A year since its launch as a free-speech-crusading alternative to “liberal” institutions, the University of Austin appears to be making reassessments of its development and political ambition.
The planned new private campus, announced late last year, promised sympathetic students an emotionally safe space with the familiar trappings of a traditional undergraduate experience.
On many key measures, the university – known as UATX – is faring well. The institution has reported donations already totalling about half its initial $250 million (£203 million) goal, and says it has received 5,000 job applications and 3,000 student enquiries. It has said it is close to securing undeveloped ranch land near the Texas capital of Austin that it will use for its campus.
At the same time, the ideological adventure has shown some shifts. The land acquisition has already missed the prediction of UATX’s president, Pano Kanelos – a former head of St John’s College in Annapolis – that construction shovels would be in the ground within a year.
UATX’s size may also end up being towards the lower end of expectations.

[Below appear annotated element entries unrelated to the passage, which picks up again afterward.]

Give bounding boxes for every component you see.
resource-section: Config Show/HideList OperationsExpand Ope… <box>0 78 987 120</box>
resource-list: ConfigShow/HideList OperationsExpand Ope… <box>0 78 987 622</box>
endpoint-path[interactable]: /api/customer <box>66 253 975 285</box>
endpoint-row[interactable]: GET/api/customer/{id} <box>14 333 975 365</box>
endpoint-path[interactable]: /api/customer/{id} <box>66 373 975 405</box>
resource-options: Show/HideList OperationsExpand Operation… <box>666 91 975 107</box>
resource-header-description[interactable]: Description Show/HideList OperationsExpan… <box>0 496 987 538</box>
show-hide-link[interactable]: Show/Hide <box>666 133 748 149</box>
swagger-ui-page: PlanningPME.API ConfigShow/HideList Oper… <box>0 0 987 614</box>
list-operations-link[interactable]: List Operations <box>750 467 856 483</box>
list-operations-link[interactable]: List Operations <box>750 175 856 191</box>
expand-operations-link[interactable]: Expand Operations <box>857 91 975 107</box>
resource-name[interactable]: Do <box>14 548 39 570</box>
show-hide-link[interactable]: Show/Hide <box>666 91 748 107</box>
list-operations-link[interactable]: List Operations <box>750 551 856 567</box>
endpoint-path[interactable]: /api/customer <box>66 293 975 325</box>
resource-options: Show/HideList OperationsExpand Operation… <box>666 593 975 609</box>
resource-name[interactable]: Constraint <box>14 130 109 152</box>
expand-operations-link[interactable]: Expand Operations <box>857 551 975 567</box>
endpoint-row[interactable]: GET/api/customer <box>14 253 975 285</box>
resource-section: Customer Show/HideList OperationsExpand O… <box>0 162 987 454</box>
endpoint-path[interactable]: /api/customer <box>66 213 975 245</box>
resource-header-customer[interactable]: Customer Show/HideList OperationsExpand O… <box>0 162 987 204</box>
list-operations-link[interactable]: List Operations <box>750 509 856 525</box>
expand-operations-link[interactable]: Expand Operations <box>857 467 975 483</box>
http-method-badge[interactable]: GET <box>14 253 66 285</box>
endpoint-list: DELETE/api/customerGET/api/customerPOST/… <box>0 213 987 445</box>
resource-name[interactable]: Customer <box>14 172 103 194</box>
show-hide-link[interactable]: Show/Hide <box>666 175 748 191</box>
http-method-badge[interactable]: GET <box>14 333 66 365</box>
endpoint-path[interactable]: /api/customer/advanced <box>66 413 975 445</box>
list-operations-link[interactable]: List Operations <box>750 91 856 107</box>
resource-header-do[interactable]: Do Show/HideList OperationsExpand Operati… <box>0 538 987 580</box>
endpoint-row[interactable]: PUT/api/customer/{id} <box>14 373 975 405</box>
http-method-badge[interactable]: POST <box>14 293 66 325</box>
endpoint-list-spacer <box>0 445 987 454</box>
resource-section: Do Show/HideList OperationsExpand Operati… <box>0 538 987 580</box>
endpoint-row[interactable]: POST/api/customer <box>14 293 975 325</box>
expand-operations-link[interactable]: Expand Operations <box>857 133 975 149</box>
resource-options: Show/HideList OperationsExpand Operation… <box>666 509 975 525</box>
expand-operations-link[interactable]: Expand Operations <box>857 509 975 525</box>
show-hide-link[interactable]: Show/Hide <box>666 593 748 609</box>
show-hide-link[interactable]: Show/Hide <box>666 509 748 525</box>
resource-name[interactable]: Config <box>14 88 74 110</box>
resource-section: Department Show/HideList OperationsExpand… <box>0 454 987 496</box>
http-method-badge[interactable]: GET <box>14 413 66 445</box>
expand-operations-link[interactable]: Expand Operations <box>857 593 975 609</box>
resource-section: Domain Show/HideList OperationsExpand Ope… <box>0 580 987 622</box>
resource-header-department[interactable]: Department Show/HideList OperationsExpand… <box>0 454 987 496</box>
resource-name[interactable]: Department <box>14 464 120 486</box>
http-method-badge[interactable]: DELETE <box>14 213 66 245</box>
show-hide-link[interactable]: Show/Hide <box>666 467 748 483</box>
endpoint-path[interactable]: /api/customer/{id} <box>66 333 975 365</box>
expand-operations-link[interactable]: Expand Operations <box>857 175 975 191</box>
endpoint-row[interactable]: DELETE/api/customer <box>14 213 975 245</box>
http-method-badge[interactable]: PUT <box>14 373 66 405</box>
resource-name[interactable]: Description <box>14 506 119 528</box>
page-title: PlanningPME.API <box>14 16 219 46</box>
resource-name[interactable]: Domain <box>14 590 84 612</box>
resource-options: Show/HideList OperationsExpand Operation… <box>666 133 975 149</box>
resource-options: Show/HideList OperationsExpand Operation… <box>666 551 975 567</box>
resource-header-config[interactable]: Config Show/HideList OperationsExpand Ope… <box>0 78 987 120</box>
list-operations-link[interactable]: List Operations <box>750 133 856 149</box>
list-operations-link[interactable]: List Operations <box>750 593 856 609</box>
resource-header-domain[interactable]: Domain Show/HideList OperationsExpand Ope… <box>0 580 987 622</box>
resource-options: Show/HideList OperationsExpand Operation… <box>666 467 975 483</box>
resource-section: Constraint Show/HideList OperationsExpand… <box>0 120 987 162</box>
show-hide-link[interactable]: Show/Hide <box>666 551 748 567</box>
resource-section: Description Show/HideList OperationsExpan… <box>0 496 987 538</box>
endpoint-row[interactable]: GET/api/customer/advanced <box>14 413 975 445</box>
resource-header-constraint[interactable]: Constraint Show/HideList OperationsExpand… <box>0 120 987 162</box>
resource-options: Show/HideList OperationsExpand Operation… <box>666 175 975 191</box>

A glowing progress report in October in The Dartmouth Review – the conservative newspaper at Dartmouth College – originally described UATX’s chief academic officer, Jacob Howland, as predicting an inaugural undergraduate class of 2,500 students with a 10-to-one student-to-faculty ratio by the autumn of 2024.
UATX leaders declined to discuss their plans in detail with Times Higher Education, but Professor Howland confirmed that the institution was “aiming for 100” freshmen at the start of the 2024-25 academic year.
At the same time, the institution’s leaders have been making it increasingly clear that they plan to focus on attracting accomplished students and avoid being typecast as a partisan venture, despite their opening announcement in November 2021 emphasising how it would be a future home for academia’s leading right-wing outcasts.
Some of the faculty it has recruited include Kathleen Stock, a professor who resigned from the University of Sussex after she was targeted by protests over her stance on the rights of transgender people; Peter Boghossian, who quit his professorship at Portland State University after submitting fictional articles to scientific journals in an attempt to prove academia’s liberal bias; and Niall Ferguson, a senior fellow at the Hoover Institution at Stanford University whose track record includes hosting a history conference where all 30 speakers were white men.
Despite all the political theatre surrounding UATX, its success or failure will come down to fundraising, said one expert, Barmak Nassirian, the vice-president for higher education policy at Veterans Education Success.
The academic and social arguments for UATX do not appear to make sense, Mr Nassirian said. The US already has plenty of “solid liberal arts colleges in this country, including Great Books colleges, that offer that kind of curriculum” promised by UATX, he said. And for conservative-learning students, “there are plenty of faith-based institutions, hyper-conservative institutions, that you can feel very comfortable at”, he said. “So I’m not quite sure what the distinction is here, because they’re not going to get to be any better than Harvard or Princeton any time this side of the 23rd century, as far as resources or faculty or depth of scholarship.
“They certainly dished out enough red meat on the front end to attract some robber-baron attention,” he said. “It is not inconceivable that they could raise big enough bucks to be a minor little player out there, but this notion of having the brand strength of an Ivy League institution, along with super-conservative credentials that go unchallenged – that's going to be a tough sell.”